Last week at AWS re:Invent, I heard several customers talk about how they are building data platforms in the cloud. There were some clear trends and considerations that several people brought up. As a baseline, businesses are leveraging data and analytics to stay competitive and deliver better experiences for their customers. They want to adopt modern, advanced analytics capabilities and make it frictionless (self-service) for the data analysts and scientists. This modernization of data infrastructure has to be done without compromising on enterprise requirements.
Let’s look a little deeper into what a modern data platform is.
From Traditional to Modern
- Storage and Streaming: Ability to ingest and store and preserve original data as well as derived and analyzed data assets in systems that are most appropriate for the given workload and data type. For example, some workloads may be suited for blob stores in AWS S3 and others might be better suited for streaming systems like Kafka. A modern data platform should work with multiple kinds of external storage system and not assume all data to be moved into a single system.

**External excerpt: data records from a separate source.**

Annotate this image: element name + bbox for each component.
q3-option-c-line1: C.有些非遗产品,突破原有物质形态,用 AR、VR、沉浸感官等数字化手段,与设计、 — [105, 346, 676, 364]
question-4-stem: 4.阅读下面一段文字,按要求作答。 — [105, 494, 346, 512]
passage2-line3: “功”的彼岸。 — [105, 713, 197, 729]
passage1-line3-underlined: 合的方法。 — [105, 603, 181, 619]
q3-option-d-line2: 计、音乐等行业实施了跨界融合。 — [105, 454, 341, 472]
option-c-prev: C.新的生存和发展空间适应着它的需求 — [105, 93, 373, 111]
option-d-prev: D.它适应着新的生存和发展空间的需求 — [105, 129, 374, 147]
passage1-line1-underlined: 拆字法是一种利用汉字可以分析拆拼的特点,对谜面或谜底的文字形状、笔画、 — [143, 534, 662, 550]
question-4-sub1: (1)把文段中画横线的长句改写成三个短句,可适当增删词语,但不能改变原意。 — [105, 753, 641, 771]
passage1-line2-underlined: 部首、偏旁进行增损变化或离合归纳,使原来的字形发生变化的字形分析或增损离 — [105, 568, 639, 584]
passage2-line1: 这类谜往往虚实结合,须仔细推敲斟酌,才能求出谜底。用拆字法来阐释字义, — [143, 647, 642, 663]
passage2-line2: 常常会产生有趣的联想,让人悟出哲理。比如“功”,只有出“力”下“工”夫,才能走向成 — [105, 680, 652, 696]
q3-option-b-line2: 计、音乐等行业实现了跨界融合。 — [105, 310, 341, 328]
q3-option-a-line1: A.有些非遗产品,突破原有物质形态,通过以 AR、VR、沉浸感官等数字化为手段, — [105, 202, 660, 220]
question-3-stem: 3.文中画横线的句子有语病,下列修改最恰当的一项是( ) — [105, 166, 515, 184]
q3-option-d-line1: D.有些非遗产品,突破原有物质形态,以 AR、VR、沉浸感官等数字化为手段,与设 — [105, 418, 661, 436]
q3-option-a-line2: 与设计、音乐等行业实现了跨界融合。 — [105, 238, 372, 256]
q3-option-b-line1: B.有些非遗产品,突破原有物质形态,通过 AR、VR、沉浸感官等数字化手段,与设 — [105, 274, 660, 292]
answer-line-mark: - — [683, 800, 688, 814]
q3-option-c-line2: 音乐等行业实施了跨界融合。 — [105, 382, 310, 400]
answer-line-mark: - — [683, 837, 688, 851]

- Flexible Analytics: Users can use any kind of analytics tool that they want for the workload they are trying to do. The tools they pick should not be limited to or influenced by where and how the data is stored.
- Hybrid Cloud: A modern data platform should be able to run and support workloads in the data center as well as in the cloud. It should be able to scale elastically and work with ephemeral (short lived and transitory) workloads on-demand.
This presents a major data management challenge for the enterprise due to all the various technologies and patterns involved.
What is Data Management?
- Metadata Management: Ability to define technical, operational and business metadata for data stored in different kinds of systems.
- Lifecycle Management: Ability to define data lifecycle rules and configurations without having to write complex processing and data movement programs.
- Performance Management: Ability to define the desired performance characteristics regardless of the storage or streaming system, without having to create different version of the data for different performance requirements. This also entails managing file formats, compression, partitioning and caching behind the scenes.
- User Management: Ability to work with the user and identity management system that the enterprise is using, such as AD, LDAP, Okta etc.
- Security: Ability to define rich, fine-grained access control rules that are not only limited to the roles and groups to which users belong but also a function of the metadata like tags.
- Data Quality: Ability to define and understand data quality characteristics for data coming from different sources.
- Governance: This entails auditing access and tracking lineage of data assets as they are created.
Data Management for the Modern Data Platform
Enabling users to establish their own data pipelines with a tool of their choice is a powerful feature. Hiding the nature of the underlying data source simplifies the processing functionality, and allows to merge data from many distinct storage types, including file and object stores, as well as stream systems. It’s obvious that there are many technical challenges that need to be solved when introducing the modern, self-service data platform into an organization. With a suitable architecture and approach, it is possible to solve these so you can start to reap the benefits of all the cutting edge data processing and analytics technology that has been built over the last decade.